On February 24, 2009, in Africa, reproductive health, by Karen Grepin

A recent NYTimes carried a gut wrenching story of women suffering from fistulas in Tanzania. The women in this story, fortunately, had some hope of recovering from these injuries thanks to the availability of expert foreign surgeons who had been flown in to provide assistance to these women.

Fistulas are common injuries suffered as a consequence of prolonged obstructed labor. A fistula is a general term given to a hole between organs that should not normally exist, in this particular case it usually means an abnormal opening between the bladder and the vagina, or between the rectum or vagina (other terrible combinations also exist). You can imagine the repercussions of such injuries. Women with fistulas are frequently outcasts in their communities due to the fact that they are unable to prevent themselves from uncontrollably releasing urine or feces.

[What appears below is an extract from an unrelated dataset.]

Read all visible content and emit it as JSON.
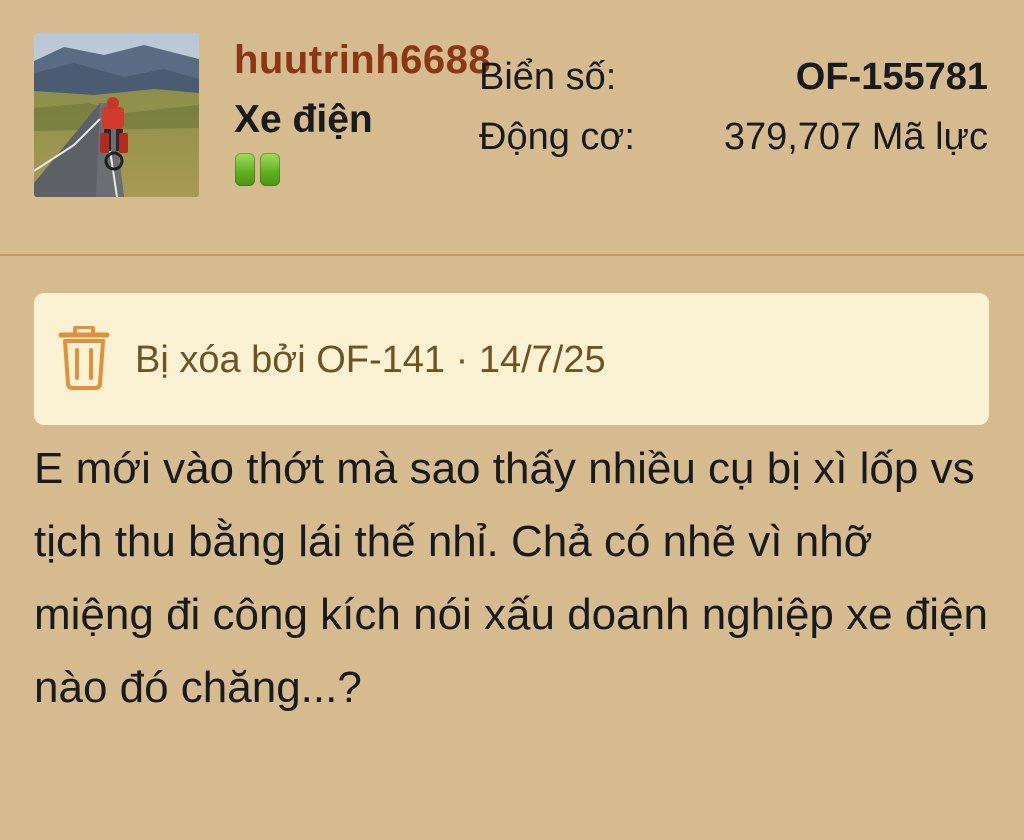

Fistulas are relatively rare in developed countries since women who have prolonged childbirth generally quickly receive a caesarian section averting further complications. However, the incidence of these injuries is relatively high in developing countries. When births are prolonged the baby can push up against the mother’s insides causing tissue and nerve damage causing the tissues to die, leaving a fistula. In many ways, fistula prevalence is a good proxy for the availability of essential obstetric care.

It was nice to read that many of the women in this story eventually recovered from their injuries after undergoing reconstructive surgery, however, the vast majority of women never receive access to such services. Prevention should be the goal, but health systems in much of the world are so under resourced that such a goal is out of reach for the time being. Kudos to the NYTimes for covering this largely neglected global health issue.